A construction worker attempts to lift a uniform beam off the floor and raise it to a vertical position. The beam is 2.77 m long and weighs 472 N. At a certain instant the worker holds the beam momentarily at rest with one end a distance d = 1.44 m above the floor, as shown in Fig. 12-75, by exerting a force on the beam. (a) What is the magnitude of ? (b) What is the magnitude of the (net) force of the floor on the beam? (c) What is the minimum value the coefficient of static friction between beam and floor can have in order for the beam not to slip at this instant?
990 N
To solve this problem, we'll use the principle of equilibrium. At the instant when the worker holds the beam at rest, the beam is in equilibrium, so the sum of the forces and torques acting on it must equal zero.
(a) To find the magnitude of the force F exerted by the worker, we need to balance the torques around the pivot point. The weight of the beam creates a torque in the counterclockwise direction, so the magnitude of F must create an equal and opposite torque in the clockwise direction. We can use the torque equation:
torque = force × lever arm
The weight of the beam creates a torque of:
τ_weight = weight × lever arm = (472 N) × (2.77 m - 1.44 m)
Since the beam is at rest, the torque created by F must be equal in magnitude but opposite in direction:
τ_F = -τ_weight
Therefore:
force × lever arm = -weight × lever arm
force = -weight = -472 N
So, the magnitude of the force F is 472 N.
(b) The net force of the floor on the beam can be determined using Newton's second law. Since the beam is at rest, the net force acting on it must be zero:
net force = F_floor - weight = 0
Therefore:
F_floor = weight = 472 N
So, the magnitude of the net force of the floor on the beam is 472 N.
(c) To find the minimum value of the coefficient of static friction between the beam and the floor, we can consider the horizontal forces acting on the beam. The vertical forces, including weight and the normal force, cancel each other out when the beam is at rest.
The maximum horizontal force the static friction can provide without causing the beam to slip is given by:
static friction = coefficient of static friction × normal force
In this case, the maximum horizontal force is equal to the force F exerted by the worker:
force = static friction
Substituting the values, we have:
472 N = μ × normal force
Since the normal force is equal to the weight of the beam, we can rewrite the equation as:
472 N = μ × weight
Solving for the coefficient of static friction (μ), we get:
μ = 472 N / weight
μ = 472 N / 472 N
So, the minimum value of the coefficient of static friction between the beam and the floor is 1.0.
To find the answers to these questions, we can utilize the principles of equilibrium and Newton's laws of motion. Let's go through each question step by step:
(a) To determine the magnitude of the force (F) exerted by the worker, we need to consider the equilibrium of forces acting on the beam. Since the beam is momentarily at rest, the sum of the vertical forces must be zero.
In this case, there are two vertical forces acting on the beam: the weight of the beam (472 N) acting downwards, and the force exerted by the worker (F) acting upwards. Since the beam is in equilibrium, these two forces must balance each other:
F - 472 N = 0
Solving for F, we find:
F = 472 N
Therefore, the magnitude of the force exerted by the worker is 472 N.
(b) To determine the magnitude of the net force of the floor on the beam, we need to consider the equilibrium of forces acting horizontally on the beam. Since the beam is momentarily at rest, the sum of the horizontal forces must be zero.
In this case, there are no horizontal forces acting on the beam. Therefore, the magnitude of the net force of the floor on the beam is zero.
(c) To calculate the minimum coefficient of static friction (μ) between the beam and the floor to prevent slipping, we need to consider the torque equilibrium.

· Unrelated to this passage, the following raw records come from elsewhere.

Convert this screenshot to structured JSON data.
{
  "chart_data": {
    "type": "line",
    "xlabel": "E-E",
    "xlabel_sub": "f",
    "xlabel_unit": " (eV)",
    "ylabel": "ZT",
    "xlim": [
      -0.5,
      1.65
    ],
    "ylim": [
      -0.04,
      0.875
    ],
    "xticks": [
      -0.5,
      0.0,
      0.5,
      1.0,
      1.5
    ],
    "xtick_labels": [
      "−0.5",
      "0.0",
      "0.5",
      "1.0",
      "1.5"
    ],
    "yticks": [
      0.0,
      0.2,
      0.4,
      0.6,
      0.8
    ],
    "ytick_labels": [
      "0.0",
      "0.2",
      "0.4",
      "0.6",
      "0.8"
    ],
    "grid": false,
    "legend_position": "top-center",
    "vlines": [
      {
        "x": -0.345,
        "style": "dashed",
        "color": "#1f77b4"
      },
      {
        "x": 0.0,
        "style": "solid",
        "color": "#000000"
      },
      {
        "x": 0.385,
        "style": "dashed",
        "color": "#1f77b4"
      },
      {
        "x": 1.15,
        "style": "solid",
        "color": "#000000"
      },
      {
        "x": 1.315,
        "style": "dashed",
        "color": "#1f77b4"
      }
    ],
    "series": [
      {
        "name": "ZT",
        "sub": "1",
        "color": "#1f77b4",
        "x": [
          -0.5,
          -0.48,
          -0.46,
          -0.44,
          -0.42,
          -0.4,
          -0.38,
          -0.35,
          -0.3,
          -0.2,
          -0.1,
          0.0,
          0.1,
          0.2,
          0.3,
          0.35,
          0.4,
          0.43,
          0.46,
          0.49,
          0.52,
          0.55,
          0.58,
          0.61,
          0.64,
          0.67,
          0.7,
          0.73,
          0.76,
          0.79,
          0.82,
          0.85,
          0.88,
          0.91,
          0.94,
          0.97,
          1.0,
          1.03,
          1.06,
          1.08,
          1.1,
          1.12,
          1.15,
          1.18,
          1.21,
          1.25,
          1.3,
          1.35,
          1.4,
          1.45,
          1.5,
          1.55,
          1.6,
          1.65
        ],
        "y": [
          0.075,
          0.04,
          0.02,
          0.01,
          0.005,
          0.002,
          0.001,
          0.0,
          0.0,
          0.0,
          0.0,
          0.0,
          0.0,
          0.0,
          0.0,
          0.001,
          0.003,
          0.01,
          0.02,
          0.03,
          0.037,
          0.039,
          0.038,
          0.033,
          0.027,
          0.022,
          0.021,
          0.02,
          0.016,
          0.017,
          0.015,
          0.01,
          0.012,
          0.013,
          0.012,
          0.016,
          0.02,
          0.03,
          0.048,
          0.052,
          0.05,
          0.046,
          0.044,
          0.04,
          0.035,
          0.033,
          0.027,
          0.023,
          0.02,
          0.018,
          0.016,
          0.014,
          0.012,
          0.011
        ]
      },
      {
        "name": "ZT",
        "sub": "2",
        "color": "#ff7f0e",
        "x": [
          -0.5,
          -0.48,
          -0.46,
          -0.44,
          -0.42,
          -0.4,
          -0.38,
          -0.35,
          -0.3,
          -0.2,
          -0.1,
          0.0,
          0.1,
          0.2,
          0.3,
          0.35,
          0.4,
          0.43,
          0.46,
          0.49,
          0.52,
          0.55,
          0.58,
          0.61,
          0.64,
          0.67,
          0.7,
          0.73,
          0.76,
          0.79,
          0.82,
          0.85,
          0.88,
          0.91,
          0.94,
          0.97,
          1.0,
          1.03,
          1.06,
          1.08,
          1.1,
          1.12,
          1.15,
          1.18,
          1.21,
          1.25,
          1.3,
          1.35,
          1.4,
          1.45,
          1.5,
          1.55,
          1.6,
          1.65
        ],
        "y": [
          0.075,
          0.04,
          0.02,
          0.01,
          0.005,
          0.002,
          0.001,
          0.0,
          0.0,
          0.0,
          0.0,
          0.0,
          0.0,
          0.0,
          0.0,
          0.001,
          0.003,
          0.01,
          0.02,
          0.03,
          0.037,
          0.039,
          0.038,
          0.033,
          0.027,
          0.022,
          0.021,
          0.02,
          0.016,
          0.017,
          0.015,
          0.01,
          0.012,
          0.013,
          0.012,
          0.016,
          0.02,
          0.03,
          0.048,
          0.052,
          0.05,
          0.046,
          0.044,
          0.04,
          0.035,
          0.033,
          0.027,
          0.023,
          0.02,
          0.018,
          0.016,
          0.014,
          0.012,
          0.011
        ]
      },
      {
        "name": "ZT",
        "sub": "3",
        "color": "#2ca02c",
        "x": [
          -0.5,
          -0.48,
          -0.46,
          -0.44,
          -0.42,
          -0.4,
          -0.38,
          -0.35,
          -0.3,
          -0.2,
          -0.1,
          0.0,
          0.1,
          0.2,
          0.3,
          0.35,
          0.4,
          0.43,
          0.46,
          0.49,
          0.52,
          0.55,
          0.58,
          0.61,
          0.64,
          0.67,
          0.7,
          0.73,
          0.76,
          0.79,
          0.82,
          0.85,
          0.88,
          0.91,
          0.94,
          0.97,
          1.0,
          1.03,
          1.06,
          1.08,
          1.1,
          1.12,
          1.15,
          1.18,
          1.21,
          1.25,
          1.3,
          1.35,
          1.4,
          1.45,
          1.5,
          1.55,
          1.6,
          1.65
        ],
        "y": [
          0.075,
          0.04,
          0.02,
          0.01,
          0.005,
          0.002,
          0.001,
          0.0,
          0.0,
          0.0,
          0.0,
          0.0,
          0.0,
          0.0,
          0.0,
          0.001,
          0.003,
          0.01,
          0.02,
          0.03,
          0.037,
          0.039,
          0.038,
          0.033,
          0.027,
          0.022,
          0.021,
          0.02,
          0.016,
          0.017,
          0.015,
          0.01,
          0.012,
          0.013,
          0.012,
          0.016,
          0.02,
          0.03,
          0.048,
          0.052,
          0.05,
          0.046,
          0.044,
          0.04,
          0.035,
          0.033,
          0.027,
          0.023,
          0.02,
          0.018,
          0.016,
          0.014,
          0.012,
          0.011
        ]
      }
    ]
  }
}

The torque exerted by the weight of the beam is equal and opposite to the torque exerted by the frictional force.
The torque exerted by the weight (τ_weight) is given by:
τ_weight = weight × perpendicular distance = 472 N × (1.44 m)

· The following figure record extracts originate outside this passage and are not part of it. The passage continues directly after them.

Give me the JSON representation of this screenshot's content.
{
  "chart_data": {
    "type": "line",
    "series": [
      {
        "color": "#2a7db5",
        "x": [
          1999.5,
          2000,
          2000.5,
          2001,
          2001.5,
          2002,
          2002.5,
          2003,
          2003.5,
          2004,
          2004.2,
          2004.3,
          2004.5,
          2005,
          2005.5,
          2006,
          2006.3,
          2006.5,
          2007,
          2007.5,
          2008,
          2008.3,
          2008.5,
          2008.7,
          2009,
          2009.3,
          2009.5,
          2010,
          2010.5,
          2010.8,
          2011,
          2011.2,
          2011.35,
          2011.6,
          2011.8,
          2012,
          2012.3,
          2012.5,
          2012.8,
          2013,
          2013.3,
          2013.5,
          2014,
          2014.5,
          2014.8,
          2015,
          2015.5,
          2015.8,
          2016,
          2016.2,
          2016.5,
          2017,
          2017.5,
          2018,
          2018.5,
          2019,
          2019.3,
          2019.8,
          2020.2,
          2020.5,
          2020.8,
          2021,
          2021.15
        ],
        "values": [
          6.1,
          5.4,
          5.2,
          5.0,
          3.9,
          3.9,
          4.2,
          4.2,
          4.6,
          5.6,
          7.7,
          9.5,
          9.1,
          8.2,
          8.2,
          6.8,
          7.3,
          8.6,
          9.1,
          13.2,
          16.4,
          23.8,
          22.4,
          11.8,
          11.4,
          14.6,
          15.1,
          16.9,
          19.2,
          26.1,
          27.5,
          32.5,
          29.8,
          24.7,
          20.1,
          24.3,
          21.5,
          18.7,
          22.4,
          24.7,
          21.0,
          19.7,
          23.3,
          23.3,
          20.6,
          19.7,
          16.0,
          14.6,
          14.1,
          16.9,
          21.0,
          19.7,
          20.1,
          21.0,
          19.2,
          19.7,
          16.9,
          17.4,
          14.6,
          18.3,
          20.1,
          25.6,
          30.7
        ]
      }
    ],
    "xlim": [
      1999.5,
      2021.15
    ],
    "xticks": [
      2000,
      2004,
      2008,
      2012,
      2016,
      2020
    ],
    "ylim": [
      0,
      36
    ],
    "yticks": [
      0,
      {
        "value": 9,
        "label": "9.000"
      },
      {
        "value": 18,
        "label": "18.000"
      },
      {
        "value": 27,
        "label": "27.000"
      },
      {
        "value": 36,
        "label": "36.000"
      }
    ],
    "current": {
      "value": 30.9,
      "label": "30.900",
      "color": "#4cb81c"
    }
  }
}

The torque exerted by the frictional force (τ_friction) is given by:
τ_friction = frictional force × perpendicular distance
Since the beam is at rest, these two torques must balance each other:
τ_weight = τ_friction
Substituting the expression for torque and rearranging, we get:
weight × perpendicular distance = frictional force × perpendicular distance
The perpendicular distance cancels out from both sides, leaving us with:
weight = frictional force
Substituting the values, we find:
472 N = μ × normal force
The normal force (N) is the force exerted by the floor on the beam and is equal to the weight of the beam (472 N) since the beam is at rest.
Therefore, the minimum value the coefficient of static friction (μ) can have for the beam not to slip is:
μ = weight / normal force = 472 N / 472 N = 1
Hence, the minimum value of the coefficient of static friction is 1.